Any help diagnosing the source of latency in the serialization would be most appreciated. Thank you!
UPDATE
While I have not extricated the data access from the ORM yet I have been able to confirm that the latency is actually coming from the ORM (thank you commenters). When I added the FetchStrategy as suggested the latency was still there but the time moved from being spent on Serialization to being spent on the query (i.e. the loading of the navigation properties).
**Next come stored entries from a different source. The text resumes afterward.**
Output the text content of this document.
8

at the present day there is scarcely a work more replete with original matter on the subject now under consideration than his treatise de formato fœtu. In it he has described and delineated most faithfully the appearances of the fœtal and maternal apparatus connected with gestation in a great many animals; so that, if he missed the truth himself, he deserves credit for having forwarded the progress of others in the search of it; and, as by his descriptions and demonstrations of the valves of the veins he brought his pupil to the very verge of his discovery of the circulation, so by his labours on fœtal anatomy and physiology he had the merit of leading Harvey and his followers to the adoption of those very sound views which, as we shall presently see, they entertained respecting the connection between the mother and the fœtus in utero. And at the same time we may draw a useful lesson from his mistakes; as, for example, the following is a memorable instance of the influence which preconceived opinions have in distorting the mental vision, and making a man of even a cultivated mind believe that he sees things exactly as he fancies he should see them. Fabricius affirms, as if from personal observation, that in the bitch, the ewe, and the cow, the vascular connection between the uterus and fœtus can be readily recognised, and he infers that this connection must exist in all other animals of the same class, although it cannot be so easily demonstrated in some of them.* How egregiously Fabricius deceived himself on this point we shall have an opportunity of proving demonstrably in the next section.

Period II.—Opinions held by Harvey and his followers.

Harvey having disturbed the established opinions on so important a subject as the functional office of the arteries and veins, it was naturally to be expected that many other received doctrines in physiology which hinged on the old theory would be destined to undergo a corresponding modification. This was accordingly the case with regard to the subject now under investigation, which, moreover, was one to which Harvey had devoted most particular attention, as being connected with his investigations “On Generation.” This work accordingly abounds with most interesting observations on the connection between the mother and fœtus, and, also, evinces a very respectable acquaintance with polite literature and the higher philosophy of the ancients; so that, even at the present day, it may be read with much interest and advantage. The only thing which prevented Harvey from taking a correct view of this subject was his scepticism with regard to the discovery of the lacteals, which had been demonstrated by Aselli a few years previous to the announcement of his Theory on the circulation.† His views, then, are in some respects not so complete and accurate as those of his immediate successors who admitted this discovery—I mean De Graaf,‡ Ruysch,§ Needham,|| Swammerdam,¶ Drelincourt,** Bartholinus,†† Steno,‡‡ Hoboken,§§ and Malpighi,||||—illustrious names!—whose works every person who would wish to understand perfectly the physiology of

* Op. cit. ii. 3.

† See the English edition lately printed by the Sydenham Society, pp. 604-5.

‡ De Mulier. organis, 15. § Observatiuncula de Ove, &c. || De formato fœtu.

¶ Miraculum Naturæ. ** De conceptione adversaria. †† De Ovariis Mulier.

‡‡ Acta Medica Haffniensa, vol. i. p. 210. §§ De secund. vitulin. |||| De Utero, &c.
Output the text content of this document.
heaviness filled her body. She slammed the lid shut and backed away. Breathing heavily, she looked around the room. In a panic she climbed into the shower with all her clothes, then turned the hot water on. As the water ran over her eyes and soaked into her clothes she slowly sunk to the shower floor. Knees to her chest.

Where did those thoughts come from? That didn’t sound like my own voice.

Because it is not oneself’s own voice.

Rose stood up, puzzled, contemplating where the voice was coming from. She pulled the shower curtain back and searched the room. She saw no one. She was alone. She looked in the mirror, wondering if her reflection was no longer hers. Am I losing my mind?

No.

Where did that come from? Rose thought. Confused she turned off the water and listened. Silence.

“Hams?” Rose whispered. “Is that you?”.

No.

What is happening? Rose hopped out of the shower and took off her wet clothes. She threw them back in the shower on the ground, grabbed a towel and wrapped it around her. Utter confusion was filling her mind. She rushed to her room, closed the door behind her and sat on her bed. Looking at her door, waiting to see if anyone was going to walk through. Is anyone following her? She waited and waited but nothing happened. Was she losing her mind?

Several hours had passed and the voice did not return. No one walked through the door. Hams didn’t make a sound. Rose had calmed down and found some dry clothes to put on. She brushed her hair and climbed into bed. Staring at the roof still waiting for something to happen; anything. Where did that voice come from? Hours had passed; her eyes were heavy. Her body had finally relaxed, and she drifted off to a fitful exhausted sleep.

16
So the issue isn't serialization as much as it is optimizing the data retrieval.
In an effort to to provide closure to this question I wanted to post my solution.
After further research, the commentors on the original post had it correct. This was not a serialization issue but a data access issue. The ORM was "lazily loading" navigation properties as they were being requested during the serialization process. When I implemented the FetchStrategy to "greedily" fetch the associated objects the source of the latency shifted from the counters I had in place around the serialization process to the counters I placed around data access.
I was able to resolve this by adding indexes on the foreign key fields in the database. Latency dropped by over 90% and what was taking 100+ minutes to run is now being completed in 10.
So thanks to the folks who commented and helped remove my blinders by reminding me of what else was going on.